Lompat ke konten Lompat ke sidebar Lompat ke footer

Blendrang Yang Gosong


(Ahmad Suherdi)


Ini tentang sebuah pengalaman yang terlupakan bagi saya. Iya, pengalaman ini menjadikan saya lebih konsisten dalam menjalani sebuah amanah. Pengalaman tersebut tercipta di dalam lingkungan pondok pesantren salafi di desa Tunggulsari Tulungagung. Benar, ini adalah sebuah tempat yang menjadikan saya lebih mengenal tentang hakikat diri saya.  
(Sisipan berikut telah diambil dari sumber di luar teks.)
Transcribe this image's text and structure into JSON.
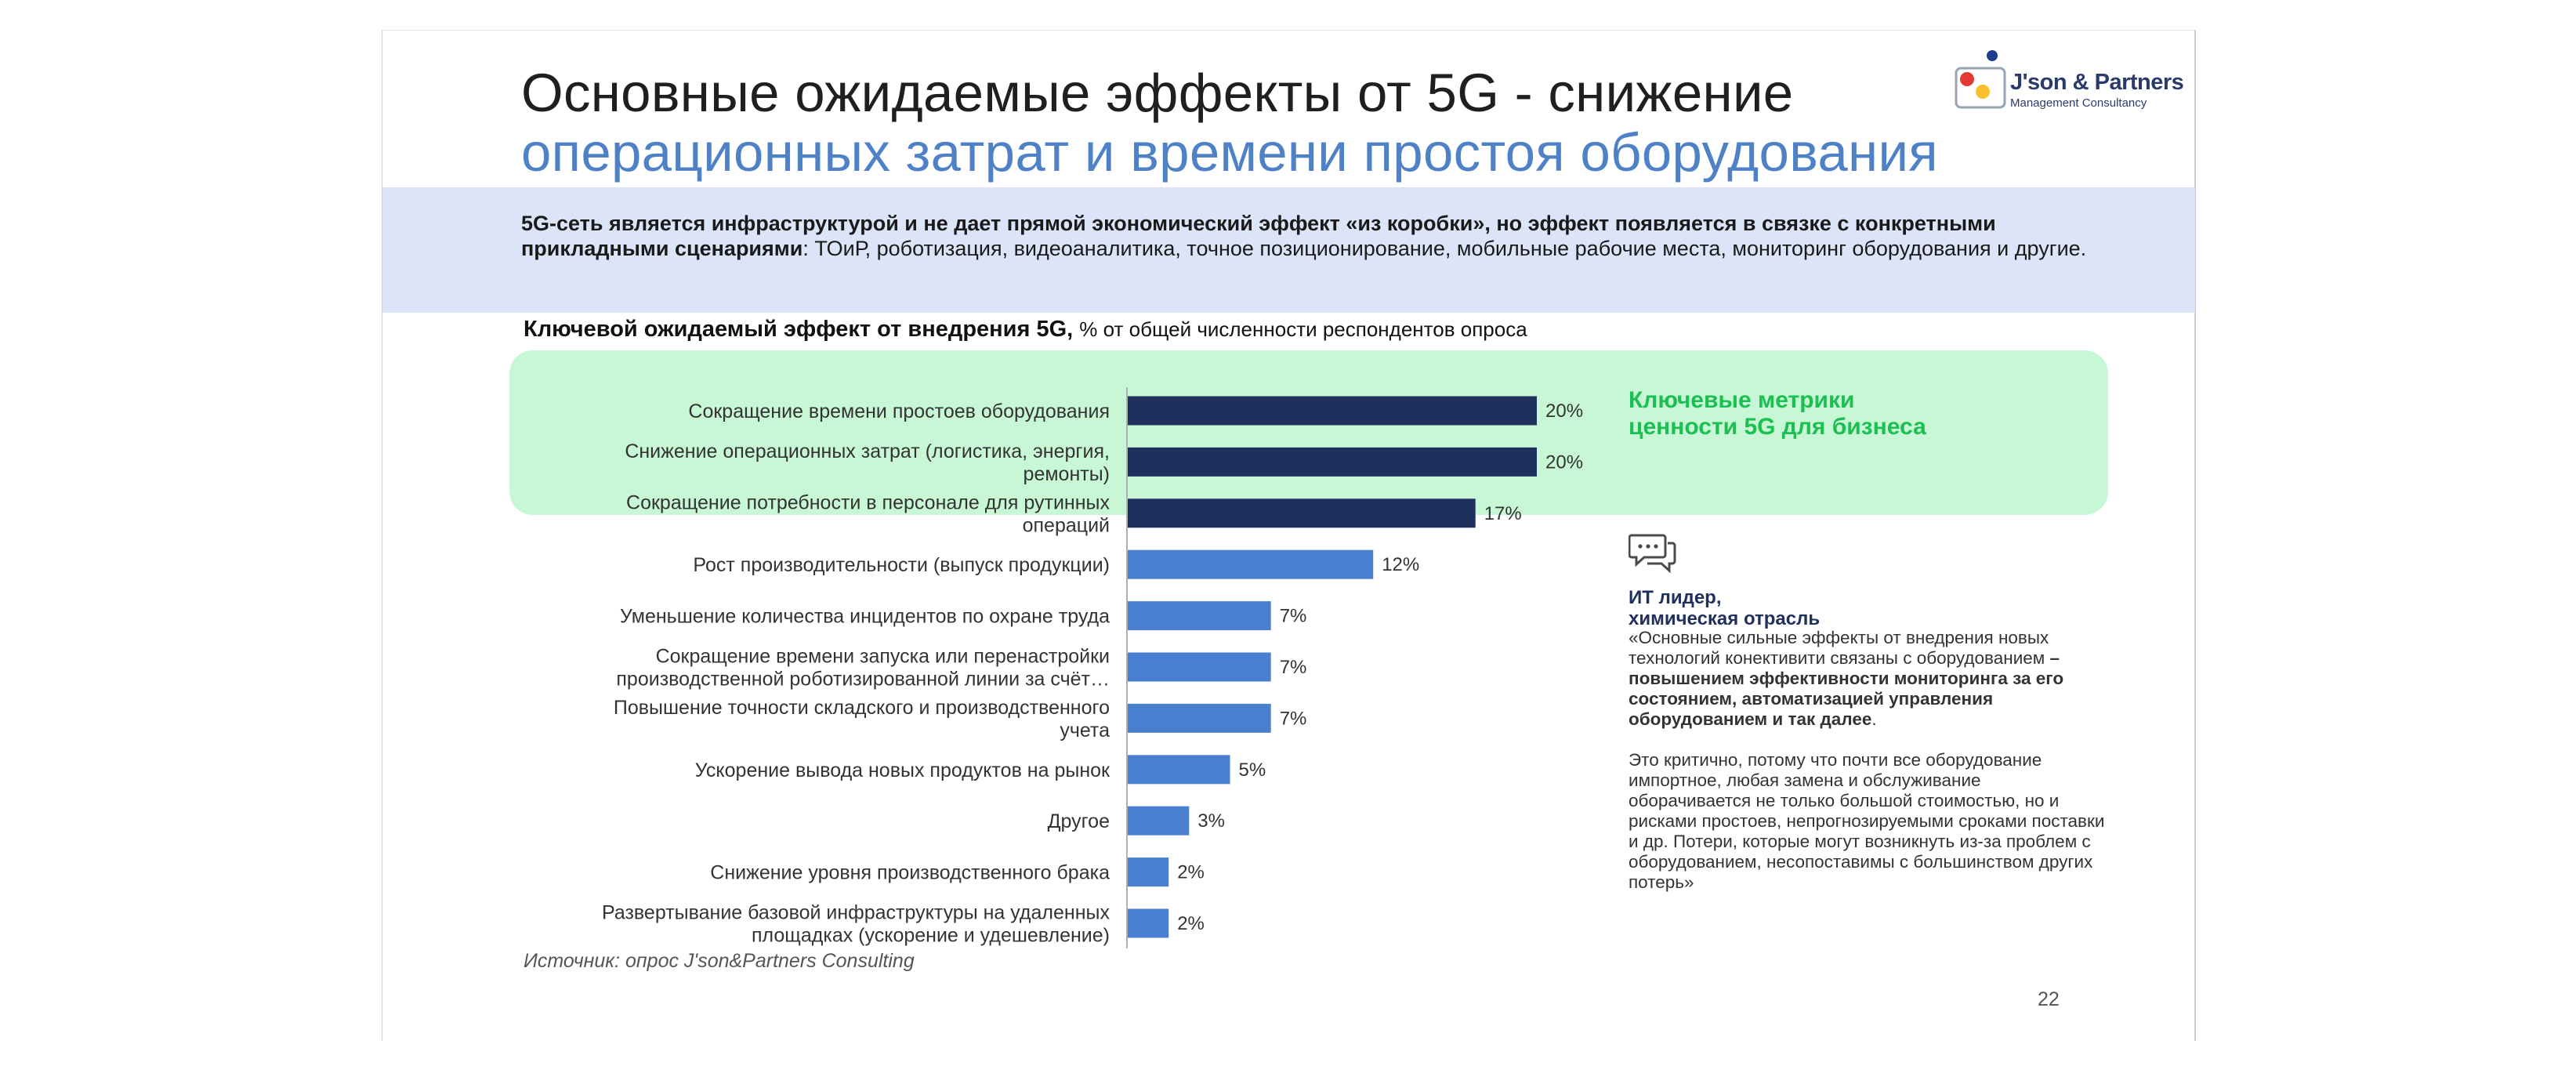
{
  "slide": {
    "title_line1": "Основные ожидаемые эффекты от 5G - снижение",
    "title_line2": "операционных затрат и времени простоя оборудования",
    "logo": {
      "name": "J'son & Partners",
      "subtitle": "Management Consultancy",
      "dot_colors": [
        "#e53935",
        "#fbc02d",
        "#1e3c8c"
      ]
    },
    "banner": {
      "bold_text": "5G-сеть является инфраструктурой и не дает прямой экономический эффект «из коробки», но эффект появляется в связке с конкретными прикладными сценариями",
      "normal_text": ": ТОиР, роботизация, видеоаналитика, точное позиционирование, мобильные рабочие места, мониторинг оборудования и другие."
    },
    "highlight_label": "Ключевые метрики ценности 5G для бизнеса",
    "quote": {
      "author_line1": "ИТ лидер,",
      "author_line2": "химическая отрасль",
      "p1_normal": "«Основные сильные эффекты от внедрения новых технологий конективити связаны с оборудованием ",
      "p1_bold": "– повышением эффективности мониторинга за его состоянием, автоматизацией управления оборудованием и так далее",
      "p1_end": ".",
      "p2": "Это критично, потому что почти все оборудование импортное, любая замена и обслуживание оборачивается не только большой стоимостью, но и рисками простоев, непрогнозируемыми сроками поставки и др. Потери, которые могут возникнуть из-за проблем с оборудованием, несопоставимы с большинством других потерь»"
    },
    "source": "Источник: опрос J'son&Partners Consulting",
    "page_number": "22"
  },
  "chart_data": {
    "type": "bar",
    "orientation": "horizontal",
    "title": "Ключевой ожидаемый эффект от внедрения 5G,",
    "subtitle": "% от общей численности респондентов опроса",
    "categories": [
      "Сокращение времени простоев оборудования",
      "Снижение операционных затрат (логистика, энергия, ремонты)",
      "Сокращение потребности в персонале для рутинных операций",
      "Рост производительности (выпуск продукции)",
      "Уменьшение количества инцидентов по охране труда",
      "Сокращение времени запуска или перенастройки производственной роботизированной линии за счёт…",
      "Повышение точности складского и производственного учета",
      "Ускорение вывода новых продуктов на рынок",
      "Другое",
      "Снижение уровня производственного брака",
      "Развертывание базовой инфраструктуры на удаленных площадках (ускорение и удешевление)"
    ],
    "category_lines": [
      [
        "Сокращение времени простоев оборудования"
      ],
      [
        "Снижение операционных затрат (логистика, энергия,",
        "ремонты)"
      ],
      [
        "Сокращение потребности в персонале для рутинных",
        "операций"
      ],
      [
        "Рост производительности (выпуск продукции)"
      ],
      [
        "Уменьшение количества инцидентов по охране труда"
      ],
      [
        "Сокращение времени запуска или перенастройки",
        "производственной роботизированной линии за счёт…"
      ],
      [
        "Повышение точности складского и производственного",
        "учета"
      ],
      [
        "Ускорение вывода новых продуктов на рынок"
      ],
      [
        "Другое"
      ],
      [
        "Снижение уровня производственного брака"
      ],
      [
        "Развертывание базовой инфраструктуры на удаленных",
        "площадках (ускорение и удешевление)"
      ]
    ],
    "values": [
      20,
      20,
      17,
      12,
      7,
      7,
      7,
      5,
      3,
      2,
      2
    ],
    "value_labels": [
      "20%",
      "20%",
      "17%",
      "12%",
      "7%",
      "7%",
      "7%",
      "5%",
      "3%",
      "2%",
      "2%"
    ],
    "unit": "%",
    "highlighted_count": 3,
    "colors": {
      "highlighted": "#1f2f5e",
      "normal": "#4a7fcf"
    },
    "xlim": [
      0,
      20
    ],
    "grid": false,
    "legend": "none"
  }
}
Awal masuk pesantren, saya menggunakan sepeda ontel lipat. Bentuk ukuran sepedanya sangat kecil. Sepeda itu menjadi teman saya berangkat menuju kuliah. Jaraknya sekitar satu kilo meter antara pondok dan tempat kuliah saya. Berangkat pagi pulang sore adalah rutinitas harian saya demi menuntut ilmu. Pernah suatu ketika, saya pulang malam. Waktu itu ada salah satu materi kuliah yang dilakukan pada jam malam. Sekitar sesudah shalat isya baru saya pulang menuju pondok. Memang sangat gelap sekali di jalanan. Saya hanya memakai senter kecil bawaan kunci pengaman sepeda. Cahayanya berwarna biru. Sangat redup, namun cukup sebagai tanda pengendara lain bahwa ada saya di jalanan itu.
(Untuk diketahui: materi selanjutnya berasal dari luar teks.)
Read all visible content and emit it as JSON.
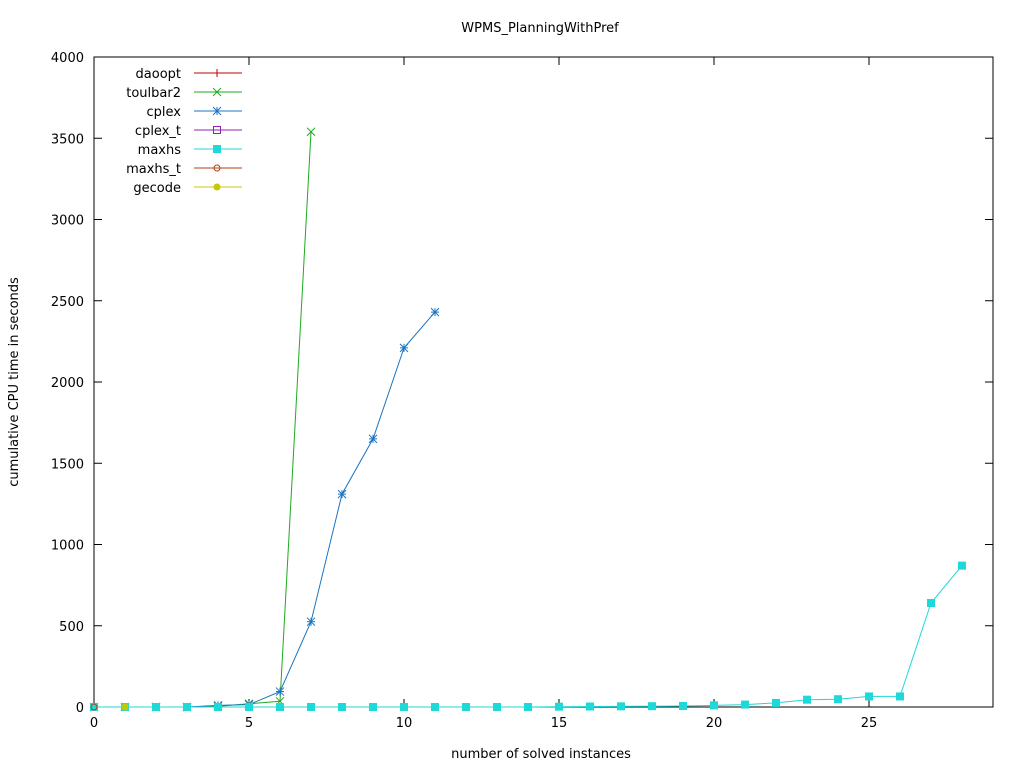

Memang, di dalam pondok yang saya mukim ini sangat banyak sekali tanaman. Sepertihalnya ada pohon pisang, pohon nangka, pohon alpukat, pohon pepaya dan lain sebagainya. Teman-teman pondok biasa memasak tanaman yang ditanam di samping timur gedung madrasah. Hal ini sering dilakukan karena untuk menghemat biaya hidup. Iya, kami di pondok harus bisa prihatin dalam mengatur pola hidup. Kalau bersikap gensi atau inging terlihat seperti orang kaya, maka itu akan menjadikan kekacauan pada diri sendiri. Cukup nikmati saja apa adanya hidup yang diberikan oleh Allah swt.
Sayuran yang menjadi legenda di pondok adalah oseng pepaya. Dalam bahasa jawa disebut jangan ketes. Jangan = sayur dan kates = pepaya. Pepaya yang digunakan adalah pepaya yang belum matang. Warnanya masih hijau dan kalau kulitnya dikupas akan keluar getah berwarna putih. Biasanya teman-teman memasaknya ala oseng-oseng, yaitu masakan tanpa adanya kuah. Terkadang juga memasak menggunakan santan. Rasanya sama saja, semua terasa nikmat kalau dimakan bersama-sama.
Selain jangan kates, termasuk legenda lagi ada jangan terong. Nah, sayur ini adalah sayur favorit bagi kami. Cara memasaknya cukup mudah, hanya memakai bawang putih, bawang merah, cabai dan beberapa bumbu penyedap yang dijual di warung-warung. Makanpun terasa nikmat karena bersama-sama dalam satu nampan. Bagi kami ini adalah kenikmatan yang nyata.
Sayur yang telah dimasak terkadang tidak habis seluruhnya. Sisa sayurnya tidaklah dibuang, melainkan dijadikan blendrang. Tahukah blendrang itu apa? Yaitu sayur kemarin yang di angerin/dipanasin. Biasanya manasinnya pas pada malam hari agar ke esokan harinya dapat dinikmati bersama-sama sebagai menu sarapan.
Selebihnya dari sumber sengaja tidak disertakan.